"For as long as there have been people there have been innovators, and for as long as there have been innovators there have been those who have sought to stop them. Until recently, the forces of resistance have won.
"Beginning largely in the eighteenth century, however, there was a largescale shift in how we write, think, and speak about commerce. Societies in Western Europe—Britain, most notably—embraced an ethic of innovation, the Bourgeois Deal: “leave me alone, and I’ll make you rich.”

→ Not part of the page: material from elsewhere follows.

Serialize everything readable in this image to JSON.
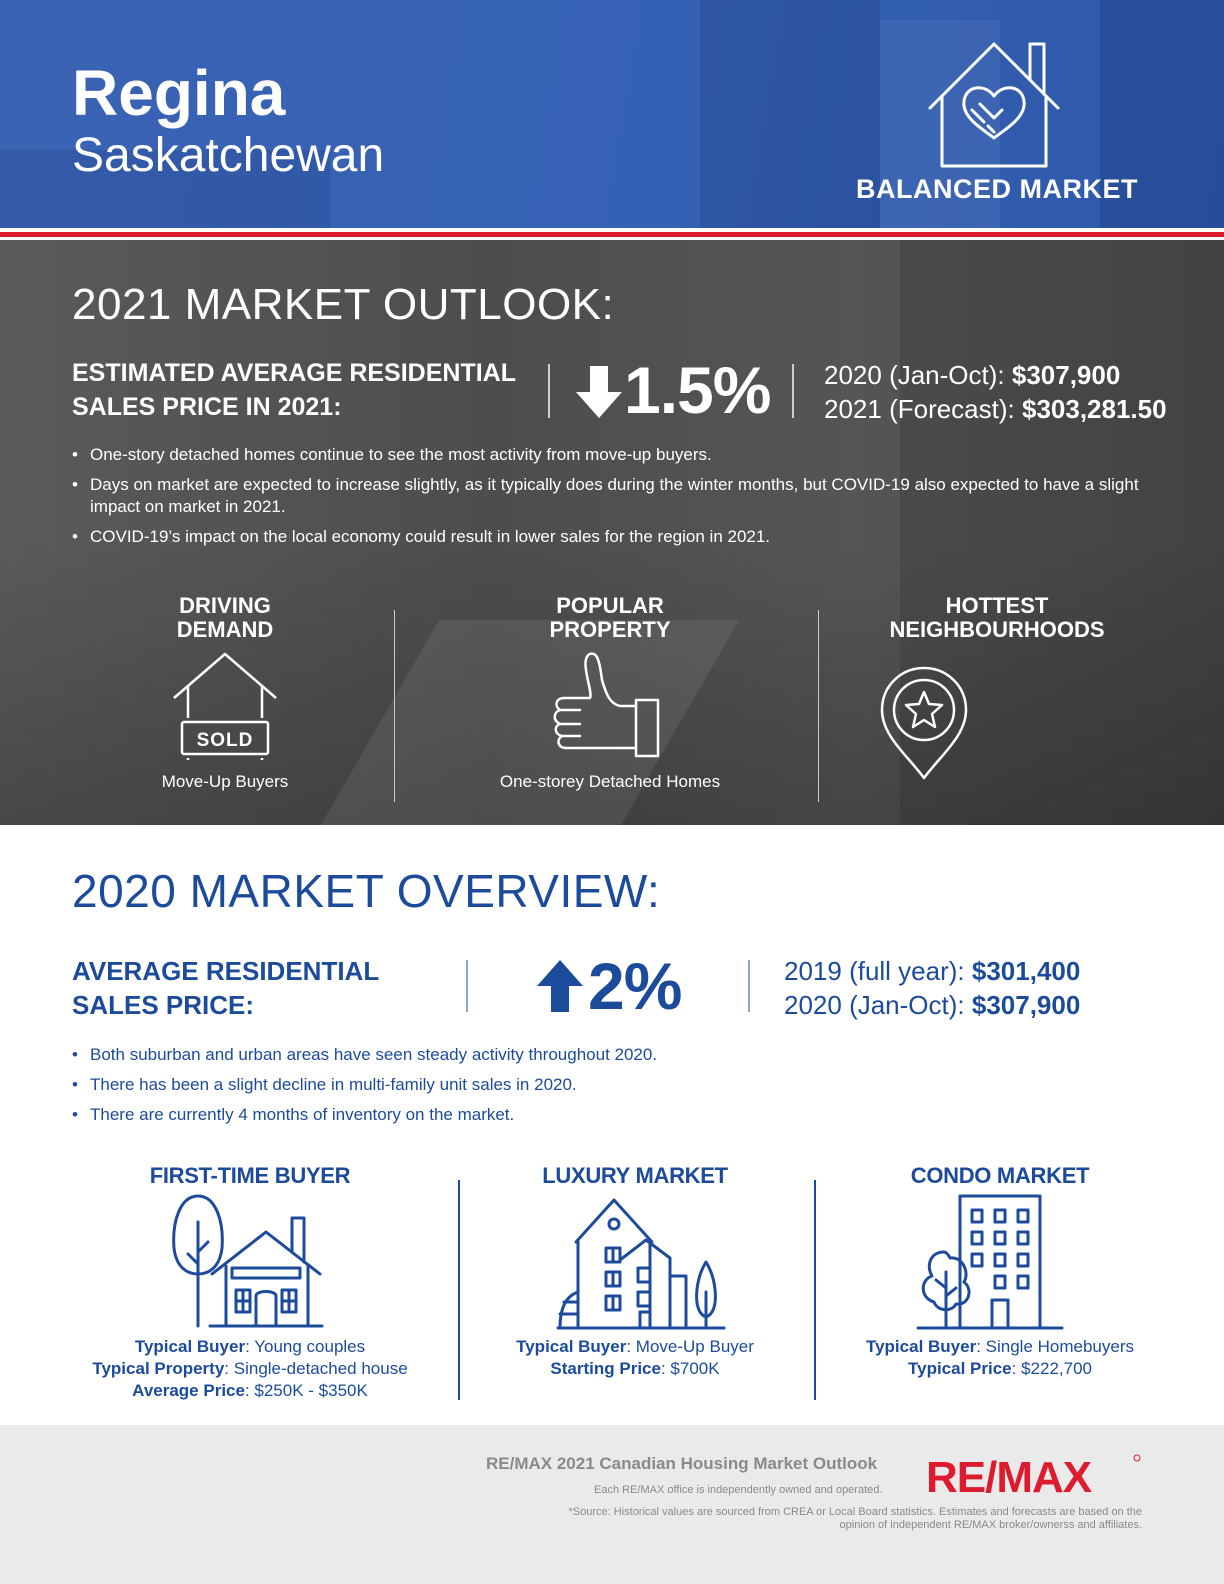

"Here’s the Deal, thinking about society in three acts:
“In Act I, allow me, an innovator and member of the bourgeoisie, to act on the hunch that I can do this a little or a lot better than it has been done before. In fact, allow me to act on the hunch that I can come up with a completely different and better way of living. Do not interfere with me, and do not interfere with those who wish to stake their hard-earned and hard-saved money on my idea.
“Do not interfere with those who vote with their money for my idea. Allow me, in other words, to creatively destroy. I accept, reluctantly, that my successes such as they are will attract competition from imitators and other innovators in the second act, and this competition will erode my profits. By the third act, however, we will all have been made better off by my venture.”
"There are, of course, all sorts of problems with this—perhaps the most obvious is that it is hard to ensure credibility, as the creative destroyer has, in Act II, an incentive to work with the government to create barriers to entry with the effect being that in Act III we might be better off, but not as much better off as we could be."